(328a) A Model for Nanoscale Friction on Few Layer Graphene

Authors: 
Vemuri, S. H., Carnegie Mellon University
Chung, P. S., Carnegie Mellon University
Jhon, M. S., Carnegie Mellon University
Smith, R., Carnegie Mellon University

A Model for Nanoscale Friction on Few Layer Graphene

Sesha Hari Vemuri, Pil Seung Chung, Robert Smith and Myung S. Jhon

One of the most researched nanoscale materials is graphene and its thermal, mechanical, chemical, and electrical properties.  The effect of the dimensional characteristics of graphitic materials on their tribological properties was elucidated in Lee et al.’s work on the frictional characteristics of atomically thin materials, with a particular emphasis on few layer graphene (FLG) where atomic force microscopy (AFM) were utilized to reveal the effect of the number of layers on the frictional response. 
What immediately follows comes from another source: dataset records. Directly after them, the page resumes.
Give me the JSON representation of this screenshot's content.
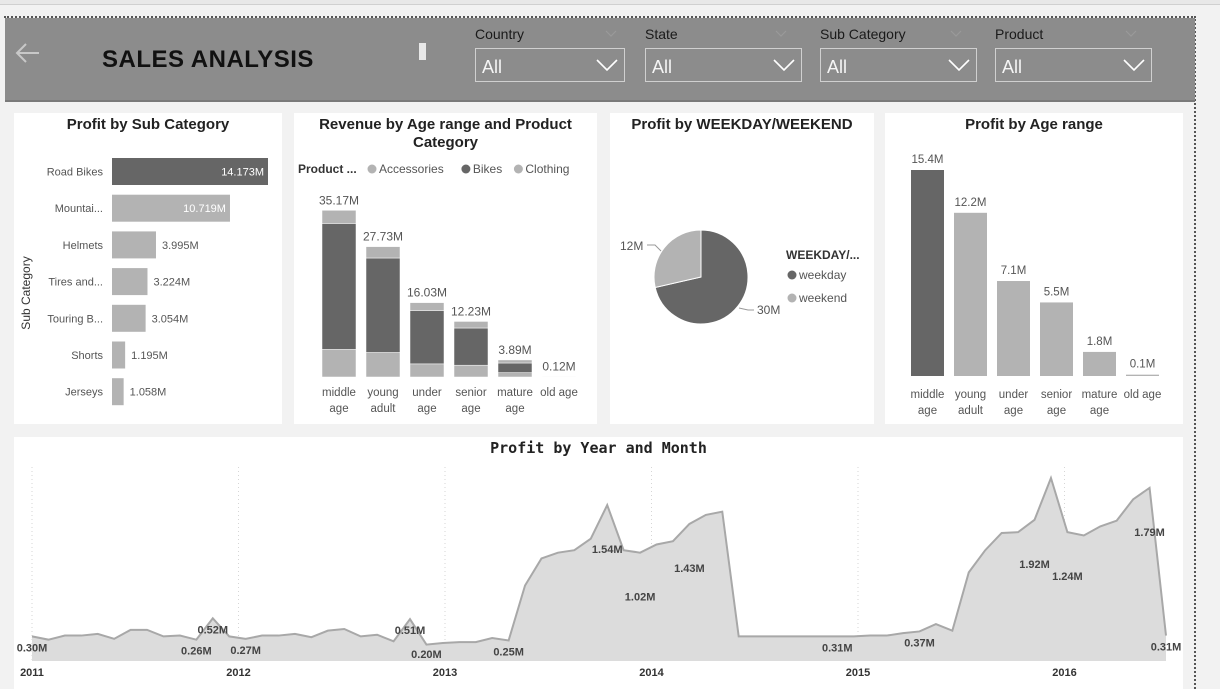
{
  "header": {
    "title": "SALES ANALYSIS",
    "back_icon": "arrow-left-icon",
    "slicers": [
      {
        "label": "Country",
        "value": "All"
      },
      {
        "label": "State",
        "value": "All"
      },
      {
        "label": "Sub Category",
        "value": "All"
      },
      {
        "label": "Product",
        "value": "All"
      }
    ]
  },
  "colors": {
    "header_bg": "#8c8c8c",
    "dark": "#666666",
    "light": "#b3b3b3",
    "area": "#dcdcdc"
  },
  "chart_data": [
    {
      "type": "bar",
      "orientation": "horizontal",
      "title": "Profit by Sub Category",
      "ylabel": "Sub Category",
      "categories": [
        "Road Bikes",
        "Mountai...",
        "Helmets",
        "Tires and...",
        "Touring B...",
        "Shorts",
        "Jerseys"
      ],
      "values": [
        14.173,
        10.719,
        3.995,
        3.224,
        3.054,
        1.195,
        1.058
      ],
      "value_labels": [
        "14.173M",
        "10.719M",
        "3.995M",
        "3.224M",
        "3.054M",
        "1.195M",
        "1.058M"
      ]
    },
    {
      "type": "bar",
      "stacked": true,
      "title": "Revenue by Age range and Product Category",
      "legend_title": "Product ...",
      "legend_position": "top",
      "categories": [
        "middle age",
        "young adult",
        "under age",
        "senior age",
        "mature age",
        "old age"
      ],
      "series": [
        {
          "name": "Accessories",
          "values": [
            6.3,
            5.6,
            3.0,
            2.7,
            1.0,
            0.12
          ]
        },
        {
          "name": "Bikes",
          "values": [
            28.8,
            21.6,
            12.2,
            8.5,
            2.2,
            0.0
          ]
        },
        {
          "name": "Clothing",
          "values": [
            3.0,
            2.6,
            1.8,
            1.5,
            0.7,
            0.0
          ]
        }
      ],
      "totals": [
        "35.17M",
        "27.73M",
        "16.03M",
        "12.23M",
        "3.89M",
        "0.12M"
      ]
    },
    {
      "type": "pie",
      "title": "Profit by WEEKDAY/WEEKEND",
      "legend_title": "WEEKDAY/...",
      "legend_position": "right",
      "labels": [
        "weekday",
        "weekend"
      ],
      "values": [
        30,
        12
      ],
      "value_labels": [
        "30M",
        "12M"
      ]
    },
    {
      "type": "bar",
      "title": "Profit by Age range",
      "categories": [
        "middle age",
        "young adult",
        "under age",
        "senior age",
        "mature age",
        "old age"
      ],
      "values": [
        15.4,
        12.2,
        7.1,
        5.5,
        1.8,
        0.1
      ],
      "value_labels": [
        "15.4M",
        "12.2M",
        "7.1M",
        "5.5M",
        "1.8M",
        "0.1M"
      ]
    },
    {
      "type": "area",
      "title": "Profit by Year and Month",
      "x_ticks": [
        "2011",
        "2012",
        "2013",
        "2014",
        "2015",
        "2016"
      ],
      "values": [
        0.3,
        0.26,
        0.31,
        0.31,
        0.33,
        0.27,
        0.38,
        0.38,
        0.3,
        0.31,
        0.26,
        0.52,
        0.3,
        0.27,
        0.31,
        0.31,
        0.33,
        0.29,
        0.37,
        0.39,
        0.3,
        0.32,
        0.24,
        0.51,
        0.2,
        0.22,
        0.23,
        0.23,
        0.28,
        0.25,
        0.92,
        1.25,
        1.32,
        1.35,
        1.49,
        1.9,
        1.35,
        1.32,
        1.42,
        1.46,
        1.67,
        1.78,
        1.82,
        0.3,
        0.3,
        0.3,
        0.3,
        0.3,
        0.3,
        0.3,
        0.3,
        0.31,
        0.31,
        0.34,
        0.36,
        0.45,
        0.37,
        1.08,
        1.35,
        1.56,
        1.57,
        1.72,
        2.23,
        1.57,
        1.53,
        1.64,
        1.71,
        1.97,
        2.11,
        0.31
      ],
      "annotations": [
        {
          "index": 0,
          "label": "0.30M"
        },
        {
          "index": 11,
          "label": "0.52M"
        },
        {
          "index": 10,
          "label": "0.26M"
        },
        {
          "index": 13,
          "label": "0.27M"
        },
        {
          "index": 23,
          "label": "0.51M"
        },
        {
          "index": 24,
          "label": "0.20M"
        },
        {
          "index": 29,
          "label": "0.25M"
        },
        {
          "index": 35,
          "label": "1.54M"
        },
        {
          "index": 37,
          "label": "1.02M"
        },
        {
          "index": 40,
          "label": "1.43M"
        },
        {
          "index": 49,
          "label": "0.31M"
        },
        {
          "index": 54,
          "label": "0.37M"
        },
        {
          "index": 61,
          "label": "1.92M"
        },
        {
          "index": 63,
          "label": "1.24M"
        },
        {
          "index": 68,
          "label": "1.79M"
        },
        {
          "index": 69,
          "label": "0.31M"
        }
      ]
    }
  ]
}
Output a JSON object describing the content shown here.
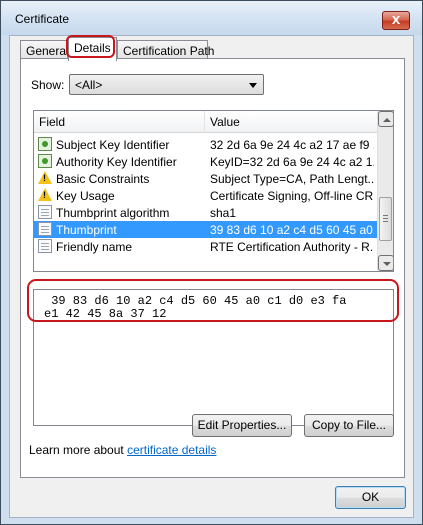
{
  "window": {
    "title": "Certificate",
    "close_label": "x"
  },
  "tabs": [
    {
      "label": "General",
      "active": false
    },
    {
      "label": "Details",
      "active": true
    },
    {
      "label": "Certification Path",
      "active": false
    }
  ],
  "show": {
    "label": "Show:",
    "value": "<All>"
  },
  "list": {
    "columns": [
      "Field",
      "Value"
    ],
    "rows": [
      {
        "field": "Subject Key Identifier",
        "value": "32 2d 6a 9e 24 4c a2 17 ae f9 ...",
        "icon": "certificate-green-icon",
        "selected": false
      },
      {
        "field": "Authority Key Identifier",
        "value": "KeyID=32 2d 6a 9e 24 4c a2 1...",
        "icon": "certificate-green-icon",
        "selected": false
      },
      {
        "field": "Basic Constraints",
        "value": "Subject Type=CA, Path Lengt...",
        "icon": "warning-icon",
        "selected": false
      },
      {
        "field": "Key Usage",
        "value": "Certificate Signing, Off-line CR...",
        "icon": "warning-icon",
        "selected": false
      },
      {
        "field": "Thumbprint algorithm",
        "value": "sha1",
        "icon": "document-icon",
        "selected": false
      },
      {
        "field": "Thumbprint",
        "value": "39 83 d6 10 a2 c4 d5 60 45 a0...",
        "icon": "document-icon",
        "selected": true
      },
      {
        "field": "Friendly name",
        "value": "RTE Certification Authority - R...",
        "icon": "document-icon",
        "selected": false
      }
    ]
  },
  "detail": {
    "line1": " 39 83 d6 10 a2 c4 d5 60 45 a0 c1 d0 e3 fa",
    "line2": "e1 42 45 8a 37 12"
  },
  "buttons": {
    "edit_properties": "Edit Properties...",
    "copy_to_file": "Copy to File...",
    "ok": "OK"
  },
  "learn_more": {
    "prefix": "Learn more about ",
    "link": "certificate details"
  },
  "colors": {
    "selection": "#3399ff",
    "highlight": "#c8161d",
    "link": "#0066cc"
  }
}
In the present work, we constructed a nano-friction model for the first time to compare our result with the experimental friction force on FLG materials for the entire range of the data available [1].  In contrast to the bulk material, the FLG exhibits a sloping frictional force profile over short AFM scanning distances.  We develop a model to replicate the tilted friction phenomenon as a function of the number of layers.  Our model compares well with the experimental friction profile of FLG and demonstrates the ability of our model to reveal the transition from 2-D to 3-D tribological characteristics.

[1] C. Lee, Q. Li, W. Kalb, X.K. Liu, H. Berger, R.W. Carpick, J. Hone, Science 328, 76 (2010).